在专门任务上提高性能并减少幻觉的关键是为生成模型提供其训练数据中未包含的额外信息。这就是RAG发挥作用的地方。

What is Retrieval Augmented Generation (RAG)?

什么是检索增强生成 (RAG)?

Retrieval-Augmented Generation (RAG) is a framework that augments the general knowledge of a generative LLM by providing it with additional data relevant to the task at hand retrieved from an external data source.

检索增强生成(RAG)是一个通过提供从外部数据源_检索到的_与手头任务相关的额外数据来_增强_生成LLM的一般知识的框架。

External data sources can include internal databases, files, and repositories, as well as publicly available data such as news articles, websites, or other online content. Access to this data empowers the model to respond more factually, cite its sources in its responses, and avoid "guessing" when prompted about information not found in the model's original training dataset.

外部数据源可以包括内部数据库、文件和存储库,以及公开可用的数据,如新闻文章、网站或其他在线内容。访问这些数据使模型能够更事实地响应,在回答中引用其来源,并避免在提示关于模型原始训练数据集中未包含的信息时"猜测"。

Common use cases for RAG include retrieving up-to-date information, accessing specialized domain knowledge, and answering complex, data-driven queries.

RAG的常见用例包括检索最新信息、访问专门的领域知识,以及回答复杂的、数据驱动的查询。

RAG architecture

RAG架构

The basic parts of a RAG pipeline can be broken down into three components: an external knowledge source, a prompt template, and a generative model. Together, these components enable LLM-powered applications to generate more accurate responses by leveraging valuable task-specific data.
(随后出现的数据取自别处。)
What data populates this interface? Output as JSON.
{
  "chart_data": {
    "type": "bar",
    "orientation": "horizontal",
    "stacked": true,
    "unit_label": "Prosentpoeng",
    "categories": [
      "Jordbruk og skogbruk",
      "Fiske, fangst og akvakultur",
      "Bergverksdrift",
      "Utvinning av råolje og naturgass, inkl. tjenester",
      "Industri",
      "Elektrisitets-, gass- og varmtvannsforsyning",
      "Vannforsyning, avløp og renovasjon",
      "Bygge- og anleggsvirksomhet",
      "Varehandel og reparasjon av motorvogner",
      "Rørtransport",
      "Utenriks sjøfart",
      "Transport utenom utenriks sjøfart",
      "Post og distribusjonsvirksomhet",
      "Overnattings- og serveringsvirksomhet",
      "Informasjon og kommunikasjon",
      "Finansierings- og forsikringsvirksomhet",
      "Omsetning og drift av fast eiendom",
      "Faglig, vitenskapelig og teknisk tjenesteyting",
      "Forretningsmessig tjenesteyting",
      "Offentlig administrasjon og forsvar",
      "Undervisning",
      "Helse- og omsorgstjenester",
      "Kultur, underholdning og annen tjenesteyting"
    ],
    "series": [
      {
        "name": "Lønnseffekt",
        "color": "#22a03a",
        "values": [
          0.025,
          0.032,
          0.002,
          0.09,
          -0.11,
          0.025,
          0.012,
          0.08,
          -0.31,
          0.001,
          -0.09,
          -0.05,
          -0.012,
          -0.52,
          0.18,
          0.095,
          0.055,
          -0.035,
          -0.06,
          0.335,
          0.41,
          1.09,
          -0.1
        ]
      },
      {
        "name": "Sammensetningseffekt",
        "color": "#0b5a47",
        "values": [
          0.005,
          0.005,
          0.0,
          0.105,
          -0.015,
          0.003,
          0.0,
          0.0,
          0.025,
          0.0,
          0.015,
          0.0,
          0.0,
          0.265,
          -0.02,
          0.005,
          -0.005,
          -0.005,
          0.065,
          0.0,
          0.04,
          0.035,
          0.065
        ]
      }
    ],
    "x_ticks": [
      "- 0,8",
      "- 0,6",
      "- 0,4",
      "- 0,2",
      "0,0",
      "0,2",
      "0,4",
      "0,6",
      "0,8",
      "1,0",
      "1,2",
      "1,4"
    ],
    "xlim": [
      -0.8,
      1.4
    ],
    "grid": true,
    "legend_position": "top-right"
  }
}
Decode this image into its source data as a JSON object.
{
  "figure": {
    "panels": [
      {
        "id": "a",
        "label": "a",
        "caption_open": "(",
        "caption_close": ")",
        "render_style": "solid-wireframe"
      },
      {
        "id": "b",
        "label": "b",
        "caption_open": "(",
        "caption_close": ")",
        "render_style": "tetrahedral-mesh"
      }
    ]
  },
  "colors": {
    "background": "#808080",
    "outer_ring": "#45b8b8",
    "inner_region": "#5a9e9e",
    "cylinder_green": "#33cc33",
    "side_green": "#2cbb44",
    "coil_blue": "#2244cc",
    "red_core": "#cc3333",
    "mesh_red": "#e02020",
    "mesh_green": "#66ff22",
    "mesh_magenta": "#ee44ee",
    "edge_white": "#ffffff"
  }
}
RAG流水线的基本部分可以分解为三个组件:外部知识源、提示模板和生成模型。这些组件共同作用,使LLM驱动的应用程序能够通过利用宝贵的任务特定数据来生成更准确的响应。

External knowledge source

外部知识源

Without access to external knowledge, a generative model is limited to generating responses based only on its parametric knowledge, which is learned during the model training phase. With RAG, we have the opportunity to incorporate external knowledge sources, also referred to as non-parametric knowledge, in our pipeline.

没有外部知识的访问权限,生成模型仅限于基于其参数知识生成响应,参数知识是在模型训练阶段学习的。有了RAG,我们有机会在流水线中整合外部知识源,也称为非参数知识

External data sources are often task-specific and likely beyond the scope of the model's original training data, or its parametric knowledge. Furthermore, they are often stored in vector databases and can vary widely in topic and format.

外部数据源通常是特定于任务的,可能超出模型原始训练数据或其参数知识的范围。此外,它们通常存储在向量数据库中,在主题和格式上可能差异很大。

Popular sources of external data include internal company databases, legal codes and documents, medical and scientific literature, and scraped webpages. Private data sources can be used in RAG as well. Personal AI assistants, like Microsoft's Copilot, leverage multiple sources of personal data including, emails, documents, and instant messages to provide tailored responses and automate tasks more efficiently.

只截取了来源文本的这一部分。